Free Agent List of Blocking Tight Ends

"@BHugh_215: Any chance Leon Hall slides to Nickel corner; play Dennard, Kirkpatrick at Boundary?"

Leon Hall still has something to offer. He's a good Nickel CB that'll play the run, is smart and is still great in zone coverage. Limiting him to just Nickel CB may not be a bad idea. You'd limit the chance that he hurts himself again while still seeing 500+ snaps a season. Maybe a fresher Hall would help extend his career. I'm just not sure his salary would allow the Bengals to use him in a limited capacity.

You have to think the future for the Bengals secondary is with Kirkpatrick at LCB, Dennard at RCB and Iloka at FS. Beyond that, things get murky after 2015.

"@StankFreakNasty: interested to see your report on Jaelen Strong. I was really impressed this year with his contested catches. Played hurt too."

Jaelen Strong is currently my 10th highest graded receiver prospect heading into the Scouting Combine. He is a big, possession WR with the ability to make crazy catches that grab your attention. He struggles to get open because of physical limitations and his route running isn't refined. Almost every pass targeted his way is contested. He is asked to make hard catches almost every time the ball is thrown his way. Sometimes it works, mostly it doesn't. This isn't a good formula for success.

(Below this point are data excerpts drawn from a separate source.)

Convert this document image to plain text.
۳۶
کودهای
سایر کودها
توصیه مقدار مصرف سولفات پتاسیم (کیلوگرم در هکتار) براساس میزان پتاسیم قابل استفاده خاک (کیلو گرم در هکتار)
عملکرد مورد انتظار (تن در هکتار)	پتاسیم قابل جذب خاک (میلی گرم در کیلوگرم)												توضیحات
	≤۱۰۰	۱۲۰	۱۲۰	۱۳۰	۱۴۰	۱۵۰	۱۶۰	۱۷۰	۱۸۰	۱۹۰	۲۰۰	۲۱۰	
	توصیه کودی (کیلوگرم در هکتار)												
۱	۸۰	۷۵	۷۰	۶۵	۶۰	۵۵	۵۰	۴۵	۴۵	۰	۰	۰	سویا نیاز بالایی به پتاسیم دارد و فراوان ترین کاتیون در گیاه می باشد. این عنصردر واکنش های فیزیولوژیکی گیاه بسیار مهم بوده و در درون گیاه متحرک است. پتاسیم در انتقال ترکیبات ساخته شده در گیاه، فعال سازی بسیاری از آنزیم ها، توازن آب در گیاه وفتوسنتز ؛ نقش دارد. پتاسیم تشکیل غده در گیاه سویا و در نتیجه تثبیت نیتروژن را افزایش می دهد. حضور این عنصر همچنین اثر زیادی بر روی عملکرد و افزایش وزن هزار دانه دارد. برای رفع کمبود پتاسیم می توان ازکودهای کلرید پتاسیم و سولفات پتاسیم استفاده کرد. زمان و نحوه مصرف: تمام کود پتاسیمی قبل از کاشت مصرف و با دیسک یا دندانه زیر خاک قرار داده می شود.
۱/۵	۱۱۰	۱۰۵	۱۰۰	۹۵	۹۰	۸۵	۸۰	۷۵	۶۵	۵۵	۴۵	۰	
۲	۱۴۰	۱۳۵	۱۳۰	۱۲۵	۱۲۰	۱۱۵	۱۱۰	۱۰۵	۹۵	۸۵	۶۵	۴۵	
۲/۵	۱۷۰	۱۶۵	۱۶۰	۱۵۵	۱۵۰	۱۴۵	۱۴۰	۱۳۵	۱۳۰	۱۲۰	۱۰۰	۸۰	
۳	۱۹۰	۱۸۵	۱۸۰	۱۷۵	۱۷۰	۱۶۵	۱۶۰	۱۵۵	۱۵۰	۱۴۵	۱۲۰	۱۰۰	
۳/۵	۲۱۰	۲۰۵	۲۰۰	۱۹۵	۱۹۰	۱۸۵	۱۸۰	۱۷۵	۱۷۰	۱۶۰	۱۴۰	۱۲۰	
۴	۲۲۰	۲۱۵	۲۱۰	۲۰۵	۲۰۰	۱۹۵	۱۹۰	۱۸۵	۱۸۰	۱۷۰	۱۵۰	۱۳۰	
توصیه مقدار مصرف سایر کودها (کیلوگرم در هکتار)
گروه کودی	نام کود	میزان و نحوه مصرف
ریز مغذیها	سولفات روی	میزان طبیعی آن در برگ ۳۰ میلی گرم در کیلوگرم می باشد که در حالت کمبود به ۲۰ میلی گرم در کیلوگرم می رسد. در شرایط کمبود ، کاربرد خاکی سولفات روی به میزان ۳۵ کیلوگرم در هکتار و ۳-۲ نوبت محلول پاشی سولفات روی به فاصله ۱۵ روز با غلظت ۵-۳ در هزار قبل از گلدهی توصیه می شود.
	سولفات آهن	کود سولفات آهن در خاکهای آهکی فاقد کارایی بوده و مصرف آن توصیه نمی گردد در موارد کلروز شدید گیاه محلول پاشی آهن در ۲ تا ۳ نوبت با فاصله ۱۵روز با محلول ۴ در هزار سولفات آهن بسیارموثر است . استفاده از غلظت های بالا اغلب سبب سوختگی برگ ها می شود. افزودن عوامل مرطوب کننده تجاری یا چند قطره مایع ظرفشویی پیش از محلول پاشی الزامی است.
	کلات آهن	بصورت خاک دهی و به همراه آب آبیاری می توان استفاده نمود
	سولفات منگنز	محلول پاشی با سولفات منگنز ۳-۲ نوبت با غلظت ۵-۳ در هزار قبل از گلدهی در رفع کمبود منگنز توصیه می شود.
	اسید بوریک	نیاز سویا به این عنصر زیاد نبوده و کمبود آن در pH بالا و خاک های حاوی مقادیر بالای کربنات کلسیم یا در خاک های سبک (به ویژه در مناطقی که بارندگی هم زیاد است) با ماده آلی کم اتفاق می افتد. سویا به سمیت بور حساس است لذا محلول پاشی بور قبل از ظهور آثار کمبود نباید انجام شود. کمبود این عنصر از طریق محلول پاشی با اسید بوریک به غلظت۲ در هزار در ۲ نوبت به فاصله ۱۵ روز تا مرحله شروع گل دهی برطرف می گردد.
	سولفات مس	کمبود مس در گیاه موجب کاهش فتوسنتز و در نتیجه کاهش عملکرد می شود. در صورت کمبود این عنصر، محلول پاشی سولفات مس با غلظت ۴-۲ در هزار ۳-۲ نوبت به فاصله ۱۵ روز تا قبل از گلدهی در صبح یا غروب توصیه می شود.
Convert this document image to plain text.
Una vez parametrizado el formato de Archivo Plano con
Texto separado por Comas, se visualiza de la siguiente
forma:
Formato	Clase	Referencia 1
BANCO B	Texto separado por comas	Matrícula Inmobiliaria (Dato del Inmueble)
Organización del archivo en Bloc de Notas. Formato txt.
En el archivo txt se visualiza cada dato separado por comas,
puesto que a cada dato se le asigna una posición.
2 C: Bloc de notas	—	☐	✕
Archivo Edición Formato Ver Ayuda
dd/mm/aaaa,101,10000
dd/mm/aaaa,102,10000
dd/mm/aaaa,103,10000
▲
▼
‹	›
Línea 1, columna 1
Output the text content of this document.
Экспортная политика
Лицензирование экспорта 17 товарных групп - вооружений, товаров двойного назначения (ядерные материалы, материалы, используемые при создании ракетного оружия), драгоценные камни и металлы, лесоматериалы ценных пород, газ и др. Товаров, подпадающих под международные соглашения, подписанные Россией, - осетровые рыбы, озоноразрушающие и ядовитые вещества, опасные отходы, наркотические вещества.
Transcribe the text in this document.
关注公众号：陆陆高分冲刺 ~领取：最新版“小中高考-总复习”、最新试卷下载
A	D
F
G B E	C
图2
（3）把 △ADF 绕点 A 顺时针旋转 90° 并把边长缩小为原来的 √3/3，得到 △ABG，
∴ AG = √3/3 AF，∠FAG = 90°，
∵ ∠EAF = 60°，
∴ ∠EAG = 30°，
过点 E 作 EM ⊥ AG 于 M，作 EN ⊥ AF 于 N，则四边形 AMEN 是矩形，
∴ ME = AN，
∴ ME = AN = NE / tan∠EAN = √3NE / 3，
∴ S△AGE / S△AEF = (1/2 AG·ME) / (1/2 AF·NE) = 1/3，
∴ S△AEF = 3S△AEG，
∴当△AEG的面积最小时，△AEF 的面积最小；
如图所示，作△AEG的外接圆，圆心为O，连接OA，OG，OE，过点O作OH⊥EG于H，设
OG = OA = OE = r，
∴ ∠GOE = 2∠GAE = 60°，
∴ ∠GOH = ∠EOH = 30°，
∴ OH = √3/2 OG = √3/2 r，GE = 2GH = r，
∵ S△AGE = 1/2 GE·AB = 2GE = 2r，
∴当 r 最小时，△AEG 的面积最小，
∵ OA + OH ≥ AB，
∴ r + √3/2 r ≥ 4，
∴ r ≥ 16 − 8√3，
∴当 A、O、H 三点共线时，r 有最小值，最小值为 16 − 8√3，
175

His ball skills are great in flashes and poor in other flashes. He needs to be consistently good in this area to dominate. if you cannot consistently get open, you need to be able to win at the catch-point more than most. Consistency is an issue with Strong and I suspect it will continue. On the plus side, he played all over the ASU offense and ran a bunch of different routes. There's some upside here, but it may be play-to-play upside rather than long-term physical upside.

"@Shuntzz: Who is your pro comparison for ECU's Justin Hardy?"

Hardy is one of my favorite prospects at this point in the process. He stood out at the Senior Bowl and I immediately kept thinking of Marvin Jones because Hardy runs just like him and attacks the ball in a similar way. He currently grades out as my fourth-highest receiver.

He is a natural football player; Ball Skills and improv skills set him apart. Hardy had to play with a backyard, poor QB and had to adjust to poorly thrown passes and play outside the framework of conventional offenses. Even with the QB-play, Hardy was a very productive college WR.

I would tell coaches not to take away his ability to find open areas and break his routes. He has a Stevie Johnson element to him that makes Hardy very hard to predict and cover. He just has a natural feel for the game and it shows routinely. Let him shine in this atmosphere. He would work well with Russell Wilson, Tony Romo and Aaron Rodgers, (Who wouldn't?) but any quarterback willing to extend the play would find Justin Hardy a valuable asset. Hardy is a very willing and skilled blocker, he has the ability to run after the catch, throw passes and return punts. The versatility is there.

The bad side is Hardy almost always lined up on right side of the formation. He isn't an automatic catcher despite great ball-tracking. Hardy will finish his rookie season at 24-years-old.